The Vikings who colonised the Western Isles of Scotland found it suited them to adopt the ways and mores of the Gaels who were their neighbours. What evolved was a hybrid Hiberno-Norse culture, and the MacDonald clan that eventually rose to dominance and led the Lordship of the Isles claimed descent from a Viking named Somerled. Those Norwegians arrived as foreigners during the ninth century, but within just a few generations they had blended seamlessly in with the native population.

Far from being mindless barbarians, the peoples of Denmark, Norway and Sweden set out to make themselves rich, to win new lands and, in time, to take their place at the top table of European royalty. They fought intelligently when they had to, and made territorial and commercial gains at every opportunity. They were pioneers and adventurers without equal. That one of their number – Leif Eiriksson, son of Eirik the Red – set foot on America 500 years before Christopher Columbus is the least of it.
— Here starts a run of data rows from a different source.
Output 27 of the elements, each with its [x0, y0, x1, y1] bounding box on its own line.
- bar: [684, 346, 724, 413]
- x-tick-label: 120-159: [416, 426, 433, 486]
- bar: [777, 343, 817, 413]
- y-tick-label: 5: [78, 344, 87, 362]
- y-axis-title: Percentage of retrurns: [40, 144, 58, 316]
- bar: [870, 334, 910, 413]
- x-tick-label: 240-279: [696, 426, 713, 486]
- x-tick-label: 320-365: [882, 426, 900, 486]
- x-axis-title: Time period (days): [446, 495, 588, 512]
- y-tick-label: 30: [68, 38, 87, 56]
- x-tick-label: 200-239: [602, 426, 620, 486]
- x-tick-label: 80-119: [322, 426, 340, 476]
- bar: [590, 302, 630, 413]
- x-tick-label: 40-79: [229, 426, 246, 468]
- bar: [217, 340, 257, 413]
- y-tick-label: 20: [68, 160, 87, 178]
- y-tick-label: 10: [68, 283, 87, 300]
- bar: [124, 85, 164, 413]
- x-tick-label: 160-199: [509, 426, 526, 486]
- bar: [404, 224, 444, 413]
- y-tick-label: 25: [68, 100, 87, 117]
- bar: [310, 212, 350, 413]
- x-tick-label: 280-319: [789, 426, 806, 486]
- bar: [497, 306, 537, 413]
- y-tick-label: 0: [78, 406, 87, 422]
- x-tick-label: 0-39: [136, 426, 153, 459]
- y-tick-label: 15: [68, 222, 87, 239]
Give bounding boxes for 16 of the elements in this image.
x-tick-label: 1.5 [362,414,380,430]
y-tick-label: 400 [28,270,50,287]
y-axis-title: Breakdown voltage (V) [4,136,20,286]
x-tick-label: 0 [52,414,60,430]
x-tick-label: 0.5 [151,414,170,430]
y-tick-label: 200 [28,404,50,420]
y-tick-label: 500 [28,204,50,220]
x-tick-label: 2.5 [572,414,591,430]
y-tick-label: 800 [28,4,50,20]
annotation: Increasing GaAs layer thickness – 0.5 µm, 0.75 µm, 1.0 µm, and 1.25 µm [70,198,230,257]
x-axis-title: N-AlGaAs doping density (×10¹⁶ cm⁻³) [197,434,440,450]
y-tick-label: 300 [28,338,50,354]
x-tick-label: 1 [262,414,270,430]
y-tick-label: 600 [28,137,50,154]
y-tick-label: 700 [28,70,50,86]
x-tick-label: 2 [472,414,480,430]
But perhaps in the end the Vikings are most remarkable for the way in which they conspired to disappear. Having cast their shadow east, west and south for over two centuries so that all of Europe and the wider world learnt to fear, or at least respect them, they finally became what they had once beheld. Persuaded of the sense of joining the European club of Christians, they willingly abandoned their old gods and learnt instead to look, sound and perhaps even believe like everyone else.

Their flame burned bright for just over two centuries, and then went out – so that from the point of view of history they seem to vanish, lost in the crowd. Maybe that was their smartest move.